The Wexford Way and the Knights Templar

(ii)

In the footsteps of the Knights Templar

            “Where are you looking for?”

“Well, I’m walking to the Hook for now, but I was just looking at some of these paths and trails marked here on the map.”

My faithful friend, the 1: 50,000 Ordnance Survey Discovery Series, Sheet no. 76, showed me an interesting looking road towards the sea and branching off in two further paths.  On paper at least they looked inviting and surely worthy of further investigation.

“Have you been down that way?”  I asked.

The younger man was studying the map, lifting his gaze to scan the landscape every now and then.
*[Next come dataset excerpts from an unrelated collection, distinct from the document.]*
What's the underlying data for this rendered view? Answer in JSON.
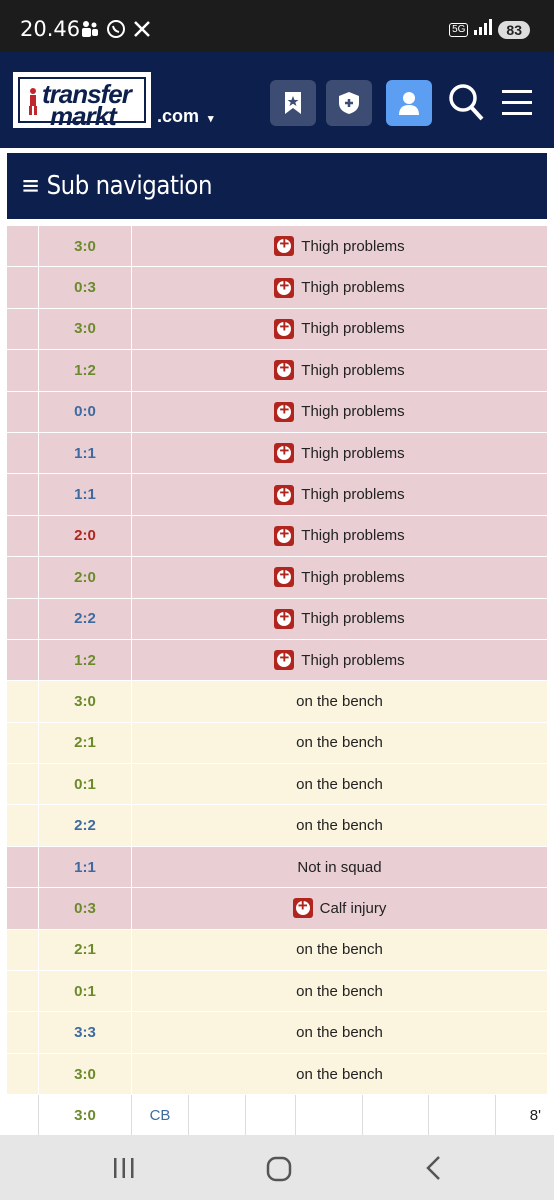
{
  "status_bar": {
    "time": "20.46",
    "network": "5G",
    "battery": "83"
  },
  "header": {
    "logo_line1": "transfer",
    "logo_line2": "markt",
    "domain": ".com"
  },
  "subnav": {
    "label": "≡ Sub navigation"
  },
  "rows": [
    {
      "result": "3:0",
      "res_type": "win",
      "status": "Thigh problems",
      "kind": "injury"
    },
    {
      "result": "0:3",
      "res_type": "win",
      "status": "Thigh problems",
      "kind": "injury"
    },
    {
      "result": "3:0",
      "res_type": "win",
      "status": "Thigh problems",
      "kind": "injury"
    },
    {
      "result": "1:2",
      "res_type": "win",
      "status": "Thigh problems",
      "kind": "injury"
    },
    {
      "result": "0:0",
      "res_type": "draw",
      "status": "Thigh problems",
      "kind": "injury"
    },
    {
      "result": "1:1",
      "res_type": "draw",
      "status": "Thigh problems",
      "kind": "injury"
    },
    {
      "result": "1:1",
      "res_type": "draw",
      "status": "Thigh problems",
      "kind": "injury"
    },
    {
      "result": "2:0",
      "res_type": "loss",
      "status": "Thigh problems",
      "kind": "injury"
    },
    {
      "result": "2:0",
      "res_type": "win",
      "status": "Thigh problems",
      "kind": "injury"
    },
    {
      "result": "2:2",
      "res_type": "draw",
      "status": "Thigh problems",
      "kind": "injury"
    },
    {
      "result": "1:2",
      "res_type": "win",
      "status": "Thigh problems",
      "kind": "injury"
    },
    {
      "result": "3:0",
      "res_type": "win",
      "status": "on the bench",
      "kind": "bench"
    },
    {
      "result": "2:1",
      "res_type": "win",
      "status": "on the bench",
      "kind": "bench"
    },
    {
      "result": "0:1",
      "res_type": "win",
      "status": "on the bench",
      "kind": "bench"
    },
    {
      "result": "2:2",
      "res_type": "draw",
      "status": "on the bench",
      "kind": "bench"
    },
    {
      "result": "1:1",
      "res_type": "draw",
      "status": "Not in squad",
      "kind": "squad"
    },
    {
      "result": "0:3",
      "res_type": "win",
      "status": "Calf injury",
      "kind": "injury"
    },
    {
      "result": "2:1",
      "res_type": "win",
      "status": "on the bench",
      "kind": "bench"
    },
    {
      "result": "0:1",
      "res_type": "win",
      "status": "on the bench",
      "kind": "bench"
    },
    {
      "result": "3:3",
      "res_type": "draw",
      "status": "on the bench",
      "kind": "bench"
    },
    {
      "result": "3:0",
      "res_type": "win",
      "status": "on the bench",
      "kind": "bench"
    }
  ],
  "last_row": {
    "result": "3:0",
    "position": "CB",
    "minutes": "8'"
  },
  "colors": {
    "header_bg": "#0d1f4d",
    "win": "#6b8a2c",
    "draw": "#3d6aa1",
    "loss": "#b0261e",
    "injury_bg": "#e9cfd3",
    "bench_bg": "#fbf4de"
  }
}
“You’re well able to read the map,” I commented when he pointed to a meandering line of hedges to our seaward side, adding that was where one of the dotted map lines went.

“I’m an engineer,” he smiled, “I’ve been down that way to survey a site for a client.”

“Really?  That would be a fine place to build alright.”

We were both quiet then for a moment, contemplating the serenely calm scenes around us.  Behind me, Northwards, lay the twin bays of Booley and dollar.  The coastline, trending South West here, was composed of much higher cliffs.

Broomhill, at 66 metres the highest point on the whole peninsula, was just ahead.  From the map again I knew the little summit was crowned with a Triangulation Point.  Small wonder various rough surfaced tracks meandered over the furze speckled landscape.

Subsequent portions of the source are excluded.